I'm lucky in that I already speak reasonable Chinese. This means I can quite easily link up words with two characters togetether when they're zi I know from two other places:

EX: I learned to write 性别 the other day- I know the first word and the second word in two different phrases I already know, so it's easy to remember.别的 的 别. 性感 的 性.

Either way, I've kind of got over it.. I'm up to 420 "new" characters, I'm sure I can write and know the meaning of around 200 more simple ones. I'm just going to keep going learning words (with two characters) and at some point I will get to know what I know!

Link to comment
Share on other sites

Hello JonBI.

I'm lucky in that I already speak reasonable Chinese. This means I can quite easily link up words with two characters togetether when they're zi I know from two other places:

EX: I learned to write 性别 the other day- I know the first word and the second word in two different phrases I already know, so it's easy to remember.别的 的 别. 性感 的 性.

Either way, I've kind of got over it.. I'm up to 420 "new" characters, I'm sure I can write and know the meaning of around 200 more simple ones.

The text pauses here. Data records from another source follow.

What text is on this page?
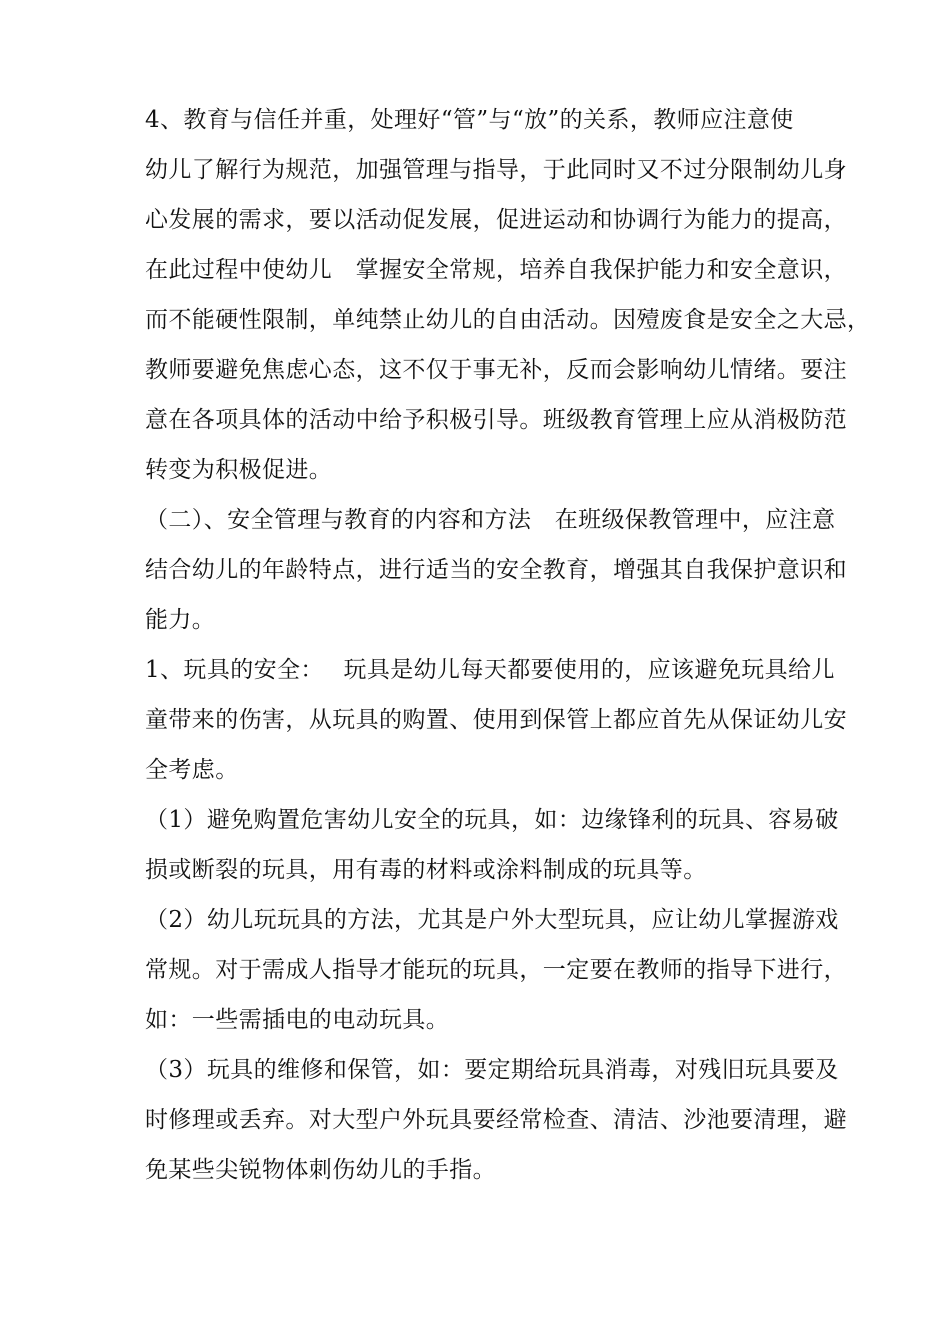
4、教育与信任并重，处理好“管”与“放”的关系，教师应注意使
幼儿了解行为规范，加强管理与指导，于此同时又不过分限制幼儿身
心发展的需求，要以活动促发展，促进运动和协调行为能力的提高，
在此过程中使幼儿　掌握安全常规，培养自我保护能力和安全意识，
而不能硬性限制，单纯禁止幼儿的自由活动。因殪废食是安全之大忌，
教师要避免焦虑心态，这不仅于事无补，反而会影响幼儿情绪。要注
意在各项具体的活动中给予积极引导。班级教育管理上应从消极防范
转变为积极促进。
（二）、安全管理与教育的内容和方法　在班级保教管理中，应注意
结合幼儿的年龄特点，进行适当的安全教育，增强其自我保护意识和
能力。
1、玩具的安全：　 玩具是幼儿每天都要使用的，应该避免玩具给儿
童带来的伤害，从玩具的购置、使用到保管上都应首先从保证幼儿安
全考虑。
（1）避免购置危害幼儿安全的玩具，如：边缘锋利的玩具、容易破
损或断裂的玩具，用有毒的材料或涂料制成的玩具等。
（2）幼儿玩玩具的方法，尤其是户外大型玩具，应让幼儿掌握游戏
常规。对于需成人指导才能玩的玩具，一定要在教师的指导下进行，
如：一些需插电的电动玩具。
（3）玩具的维修和保管，如：要定期给玩具消毒，对残旧玩具要及
时修理或丢弃。对大型户外玩具要经常检查、清洁、沙池要清理，避
免某些尖锐物体刺伤幼儿的手指。
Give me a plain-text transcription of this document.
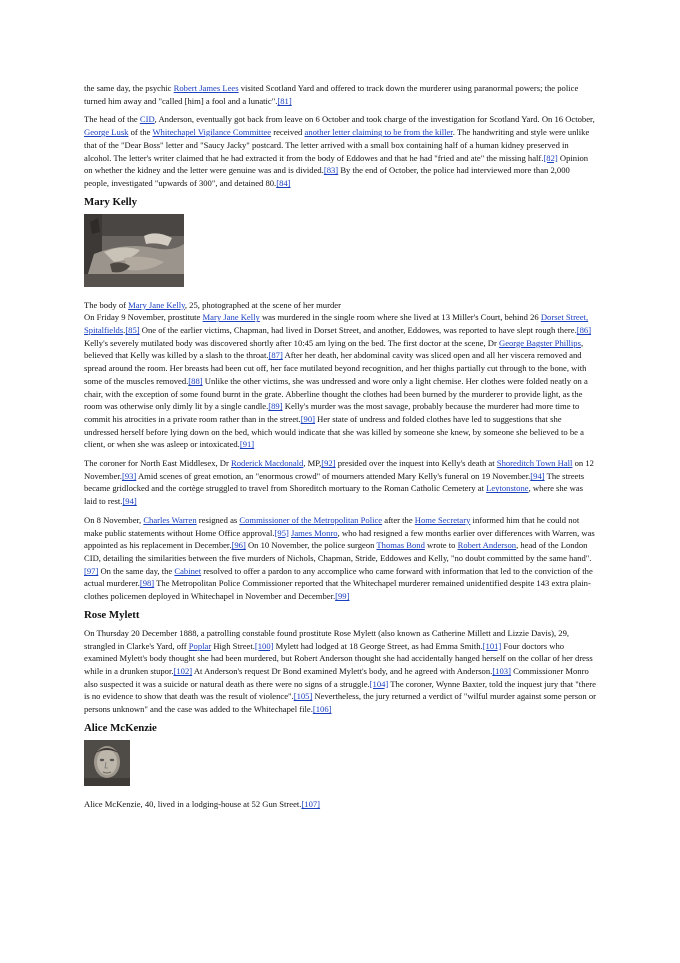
the same day, the psychic Robert James Lees visited Scotland Yard and offered to track down the murderer using paranormal powers; the police turned him away and "called [him] a fool and a lunatic".[81]

The head of the CID, Anderson, eventually got back from leave on 6 October and took charge of the investigation for Scotland Yard. On 16 October, George Lusk of the Whitechapel Vigilance Committee received another letter claiming to be from the killer. The handwriting and style were unlike that of the "Dear Boss" letter and "Saucy Jacky" postcard. The letter arrived with a small box containing half of a human kidney preserved in alcohol. The letter's writer claimed that he had extracted it from the body of Eddowes and that he had "fried and ate" the missing half.[82] Opinion on whether the kidney and the letter were genuine was and is divided.[83] By the end of October, the police had interviewed more than 2,000 people, investigated "upwards of 300", and detained 80.[84]

Mary Kelly

The body of Mary Jane Kelly, 25, photographed at the scene of her murder

On Friday 9 November, prostitute Mary Jane Kelly was murdered in the single room where she lived at 13 Miller's Court, behind 26 Dorset Street, Spitalfields.[85] One of the earlier victims, Chapman, had lived in Dorset Street, and another, Eddowes, was reported to have slept rough there.[86] Kelly's severely mutilated body was discovered shortly after 10:45 am lying on the bed. The first doctor at the scene, Dr George Bagster Phillips, believed that Kelly was killed by a slash to the throat.[87] After her death, her abdominal cavity was sliced open and all her viscera removed and spread around the room. Her breasts had been cut off, her face mutilated beyond recognition, and her thighs partially cut through to the bone, with some of the muscles removed.[88] Unlike the other victims, she was undressed and wore only a light chemise. Her clothes were folded neatly on a chair, with the exception of some found burnt in the grate. Abberline thought the clothes had been burned by the murderer to provide light, as the room was otherwise only dimly lit by a single candle.[89] Kelly's murder was the most savage, probably because the murderer had more time to commit his atrocities in a private room rather than in the street.[90] Her state of undress and folded clothes have led to suggestions that she undressed herself before lying down on the bed, which would indicate that she was killed by someone she knew, by someone she believed to be a client, or when she was asleep or intoxicated.[91]

The coroner for North East Middlesex, Dr Roderick Macdonald, MP,[92] presided over the inquest into Kelly's death at Shoreditch Town Hall on 12 November.[93] Amid scenes of great emotion, an "enormous crowd" of mourners attended Mary Kelly's funeral on 19 November.[94] The streets became gridlocked and the cortège struggled to travel from Shoreditch mortuary to the Roman Catholic Cemetery at Leytonstone, where she was laid to rest.[94]

On 8 November, Charles Warren resigned as Commissioner of the Metropolitan Police after the Home Secretary informed him that he could not make public statements without Home Office approval.[95] James Monro, who had resigned a few months earlier over differences with Warren, was appointed as his replacement in December.[96] On 10 November, the police surgeon Thomas Bond wrote to Robert Anderson, head of the London CID, detailing the similarities between the five murders of Nichols, Chapman, Stride, Eddowes and Kelly, "no doubt committed by the same hand".[97] On the same day, the Cabinet resolved to offer a pardon to any accomplice who came forward with information that led to the conviction of the actual murderer.[98] The Metropolitan Police Commissioner reported that the Whitechapel murderer remained unidentified despite 143 extra plain-clothes policemen deployed in Whitechapel in November and December.[99]

Rose Mylett

On Thursday 20 December 1888, a patrolling constable found prostitute Rose Mylett (also known as Catherine Millett and Lizzie Davis), 29, strangled in Clarke's Yard, off Poplar High Street.[100] Mylett had lodged at 18 George Street, as had Emma Smith.[101] Four doctors who examined Mylett's body thought she had been murdered, but Robert Anderson thought she had accidentally hanged herself on the collar of her dress while in a drunken stupor.[102] At Anderson's request Dr Bond examined Mylett's body, and he agreed with Anderson.[103] Commissioner Monro also suspected it was a suicide or natural death as there were no signs of a struggle.[104] The coroner, Wynne Baxter, told the inquest jury that "there is no evidence to show that death was the result of violence".[105] Nevertheless, the jury returned a verdict of "wilful murder against some person or persons unknown" and the case was added to the Whitechapel file.[106]

Alice McKenzie

Alice McKenzie, 40, lived in a lodging-house at 52 Gun Street.[107]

I'm just going to keep going learning words (with two characters) and at some point I will get to know what I know!

Oh no doubt, but I was pointing to more obscure ones - what level did you test on. The results were totally out of whack, so I got 585 from my first test, over 1000 on the next one, then 1300 on the next one, then back to 700 on the next - personally, I would place myself around 1200-1300 at a comfortable level, but even then... I don't study characters at the moment, I study combinations, which is perhaps a bad idea, but that is essentially the method of choice for the HSK-based courseware up until an advanced level, where the ratio between words and characters hits 4 to 1, whereas before it is closer to 1 to 1, or 2 to 1. What that means is, when you are faced with the second character of a verb, coming up with the right answer is difficult. Same with the second character of a noun, often.

So of course, this is perhaps my fault, which is why I am working now to try to get a better sense of individual characters (though one does not have all the time in the world, especially when shackled by university curriculum) but from my understanding of Chinese now, words tend to always have a desire, especially nouns, for two characters or more. It is easier for someone brought up, or with more exposure to get a better sense of individual characters, but I doubt when many people read they pick each meaning from each character, at least when reading vernacular Chinese.

Link to comment
Share on other sites

Well, I study in two ways- I write combinations of characters when I am unused to both of the Han Zi- so I turn to two word phrases in these cases. I also study single characters when they're very commonly used. Generally I know where they're supposed to go. I do this by writing about 200 characters a day and studying between 5 and 8 new characters to add to the list.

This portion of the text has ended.